I've been studying a few months, recently I started a full-time job, and I went from studying 8hrs a day to an average of 2.5hrs a day,:( but anyways to the question.

I'm not sure what sugar syntax this is, but let me just show you the problem.

  def factors num
    (1..num).select {|n| num % n == 0}
  end

 def mutual_factors(*nums)
    nums
        .map { |n| factors(n) }
        .inject(:&)
end




p mutual_factors(50, 30)            # [1, 2, 5, 10]
p mutual_factors(50, 30, 45, 105)   # [1, 5]
p mutual_factors(8, 4)              # [1, 2, 4]
p mutual_factors(8, 4, 10)          # [1, 2]
p mutual_factors(12, 24)            # [1, 2, 3, 4, 6, 12]
p mutual_factors(12, 24, 64)        # [1, 2, 4]
p mutual_factors(22, 44)            # [1, 2, 11, 22]
p mutual_factors(22, 44, 11)        # [1, 11]
p mutual_factors(7)                 # [1, 7]
p mutual_factors(7, 9)              # [1]

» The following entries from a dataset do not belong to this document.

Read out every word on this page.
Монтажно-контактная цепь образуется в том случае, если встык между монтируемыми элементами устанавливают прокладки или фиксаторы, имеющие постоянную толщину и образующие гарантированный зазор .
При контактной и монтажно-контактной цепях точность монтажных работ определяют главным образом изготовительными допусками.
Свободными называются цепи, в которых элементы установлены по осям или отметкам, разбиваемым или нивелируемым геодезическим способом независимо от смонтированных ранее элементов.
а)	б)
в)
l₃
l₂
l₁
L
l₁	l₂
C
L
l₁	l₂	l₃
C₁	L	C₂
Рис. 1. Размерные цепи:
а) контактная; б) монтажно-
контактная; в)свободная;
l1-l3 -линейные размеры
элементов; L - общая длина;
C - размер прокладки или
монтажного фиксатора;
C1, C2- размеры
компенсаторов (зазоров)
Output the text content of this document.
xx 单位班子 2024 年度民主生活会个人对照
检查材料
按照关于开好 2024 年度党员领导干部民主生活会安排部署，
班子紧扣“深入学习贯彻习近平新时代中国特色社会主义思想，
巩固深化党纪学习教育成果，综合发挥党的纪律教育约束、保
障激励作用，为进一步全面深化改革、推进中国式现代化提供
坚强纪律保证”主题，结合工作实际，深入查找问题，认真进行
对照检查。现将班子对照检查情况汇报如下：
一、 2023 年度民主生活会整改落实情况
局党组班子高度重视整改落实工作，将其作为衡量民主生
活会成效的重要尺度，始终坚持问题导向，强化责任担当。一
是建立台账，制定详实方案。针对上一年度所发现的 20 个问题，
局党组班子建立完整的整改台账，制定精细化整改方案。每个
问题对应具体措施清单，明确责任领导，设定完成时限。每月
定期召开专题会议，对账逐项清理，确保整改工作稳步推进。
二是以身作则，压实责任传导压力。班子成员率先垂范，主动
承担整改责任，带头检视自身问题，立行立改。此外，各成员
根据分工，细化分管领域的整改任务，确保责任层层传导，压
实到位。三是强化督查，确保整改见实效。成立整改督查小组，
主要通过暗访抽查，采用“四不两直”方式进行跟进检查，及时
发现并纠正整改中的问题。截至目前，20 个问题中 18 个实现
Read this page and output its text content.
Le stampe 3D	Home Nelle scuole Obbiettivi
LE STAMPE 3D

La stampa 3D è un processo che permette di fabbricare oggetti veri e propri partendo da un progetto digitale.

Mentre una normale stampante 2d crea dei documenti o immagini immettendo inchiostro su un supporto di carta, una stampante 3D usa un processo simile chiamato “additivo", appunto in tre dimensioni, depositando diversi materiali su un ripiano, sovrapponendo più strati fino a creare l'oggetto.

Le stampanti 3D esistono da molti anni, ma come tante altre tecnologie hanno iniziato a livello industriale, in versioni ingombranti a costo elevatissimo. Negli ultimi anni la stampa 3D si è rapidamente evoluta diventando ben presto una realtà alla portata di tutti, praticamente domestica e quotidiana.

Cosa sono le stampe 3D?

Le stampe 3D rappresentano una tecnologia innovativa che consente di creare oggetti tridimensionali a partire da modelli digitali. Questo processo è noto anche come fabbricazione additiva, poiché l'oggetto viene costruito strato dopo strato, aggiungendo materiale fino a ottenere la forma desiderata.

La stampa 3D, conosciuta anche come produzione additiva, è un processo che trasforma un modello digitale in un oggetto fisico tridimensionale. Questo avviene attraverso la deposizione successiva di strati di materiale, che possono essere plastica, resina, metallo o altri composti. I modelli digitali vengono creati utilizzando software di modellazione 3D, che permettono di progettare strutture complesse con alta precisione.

with this being the portion in questioning:

 nums
        .map { |n| factors(n) }
        .inject(:&)

okay, so this is my mental trace: first, map uses the helper method to get the factors, and outputs the factors into another array, and then that array gets injected?

I think the

.inject(:&)

is what is throwing me off. I ran a quick google on it, but I haven't used inject for many things other than summing arrays, and basic stuff like that. I've also done things like

test =  "hello".split("").map(&:upcase)
p test.join

but .inject(:&)? I know & is a proc, but I've only used them in arguments. I don't know the fundamentals under the hood. Please, take my current level into mind when trying to explain this to me =), I know how the basic inject works, and the splat operator also.

CodePudding user response:

Partial quote form the documentation of Enumerable#inject.

inject(symbol) → object

[...]

Returns an object formed from operands via either:

A method named by symbol.

[...]

With method-name argument symbol, combines operands using the method:

# Sum, without initial_operand.
(1..4).inject(: )     # => 10

That means in the context of inject the (:&) is not a proc but simply the symbol :& that tells inject what operation to perform to combine the elements in the array.

Let's look at this example:

mutual_factors(8, 4, 10)
#=> [1, 2]

and let's look what happens at each step:

nums
  .map { |n| factors(n) } #=> [[1, 2, 4, 8], [1, 2, 4], [1, 2, 5, 10]]
  .inject(:&)             #=> [1, 2, 4, 8] & [1, 2, 4] & [1, 2, 5, 10]

And Array#& is a method that returns a new array containing each element found in both arrays (duplicates are omitted).